Cameron felt that the UK would be a happy place if the great unwashed were not allowed to watch internet porn, making it available only to those who splash out on a VPN. The move was also supposed to protect children who, rather than seeing porn on the PCs, would be free to be abandoned by their parents in pubs.
Murdoch’s Sky is enabling adult content filtering by default for all new customers. This means that if you want to see porn you have to specifically ask the nice woman who signs you up for the service “yes I want to see donkey porn”.
Murdoch, who is not normally a fan of censorship, claims that Sky wants to “help families protect their children from inappropriate content” even if the service is not being flogged to families or is going to a family which has parents who take their responsibly seriously.
The government has proposed that all money-making porn sites that operate in the UK need to have an age verification system in place, and in many ways Sky’s scheme is just an extension of the idea.
Sky’s approach, however, the reverse of similar systems used by other ISPs, Rather than asking customers if they want to enable the content filter, the question is flipped on its head so they are asked if they want to disable the option.
Announcing the filtering, Sky’s brand director for communications products, Lyssa McGowan, said: “From today, Sky Broadband Shield will be automatically switched on the moment a new customer activates their Sky Broadband.
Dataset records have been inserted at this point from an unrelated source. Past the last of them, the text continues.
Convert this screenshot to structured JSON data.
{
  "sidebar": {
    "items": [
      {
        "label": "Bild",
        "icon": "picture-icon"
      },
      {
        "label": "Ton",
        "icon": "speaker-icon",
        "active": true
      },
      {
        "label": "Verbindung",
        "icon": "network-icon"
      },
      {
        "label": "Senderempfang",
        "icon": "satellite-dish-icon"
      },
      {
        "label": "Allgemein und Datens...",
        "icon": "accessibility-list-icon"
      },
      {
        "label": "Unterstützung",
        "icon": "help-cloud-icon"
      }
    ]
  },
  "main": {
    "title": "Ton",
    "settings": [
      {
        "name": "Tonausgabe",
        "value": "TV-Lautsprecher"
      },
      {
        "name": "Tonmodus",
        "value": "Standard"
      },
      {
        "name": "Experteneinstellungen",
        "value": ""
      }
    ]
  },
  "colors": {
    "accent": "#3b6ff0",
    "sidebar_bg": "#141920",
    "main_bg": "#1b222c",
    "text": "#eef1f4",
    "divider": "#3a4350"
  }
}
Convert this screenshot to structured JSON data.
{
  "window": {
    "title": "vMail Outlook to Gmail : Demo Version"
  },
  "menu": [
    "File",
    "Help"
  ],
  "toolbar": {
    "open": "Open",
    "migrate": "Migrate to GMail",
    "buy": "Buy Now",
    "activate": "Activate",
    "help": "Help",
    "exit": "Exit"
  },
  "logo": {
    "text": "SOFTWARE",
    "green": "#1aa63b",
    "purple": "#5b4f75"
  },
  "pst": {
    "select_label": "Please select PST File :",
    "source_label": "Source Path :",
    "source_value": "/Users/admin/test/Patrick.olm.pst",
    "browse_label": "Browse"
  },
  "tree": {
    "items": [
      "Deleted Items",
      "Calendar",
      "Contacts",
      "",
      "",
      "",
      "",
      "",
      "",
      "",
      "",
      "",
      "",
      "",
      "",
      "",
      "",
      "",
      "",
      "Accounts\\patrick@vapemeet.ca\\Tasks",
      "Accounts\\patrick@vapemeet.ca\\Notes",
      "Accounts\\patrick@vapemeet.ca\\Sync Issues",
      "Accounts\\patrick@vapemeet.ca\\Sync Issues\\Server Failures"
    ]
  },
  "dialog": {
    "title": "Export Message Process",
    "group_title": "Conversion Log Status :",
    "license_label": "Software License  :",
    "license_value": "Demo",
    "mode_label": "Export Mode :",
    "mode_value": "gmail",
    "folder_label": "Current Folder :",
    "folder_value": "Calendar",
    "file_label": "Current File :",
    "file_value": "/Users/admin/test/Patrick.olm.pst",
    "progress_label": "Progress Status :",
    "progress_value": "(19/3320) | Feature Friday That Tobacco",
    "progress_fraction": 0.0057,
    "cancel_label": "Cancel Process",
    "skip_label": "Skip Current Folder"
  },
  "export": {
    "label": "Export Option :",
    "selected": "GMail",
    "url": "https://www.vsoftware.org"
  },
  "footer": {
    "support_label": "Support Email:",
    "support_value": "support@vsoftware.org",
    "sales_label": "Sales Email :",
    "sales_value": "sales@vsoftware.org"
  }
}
At the end of last year, we said that we wanted to do even more to help families protect their children from inappropriate content. The first time someone tries to access a filtered website, the account holder will be invited to amend the settings or turn it off altogether. It ensures a safer internet experience for millions of homes, while still giving account holders the flexibility to choose the settings most appropriate for their households.”
What though is being missed is that the decision to enable the filter by default was taken because only 5-10 percent of customers made use of the option when it was off by default. This would suggest that 90-95 per cent of Sky customers did not want censorship. Imposing it would surely cost the outfit business.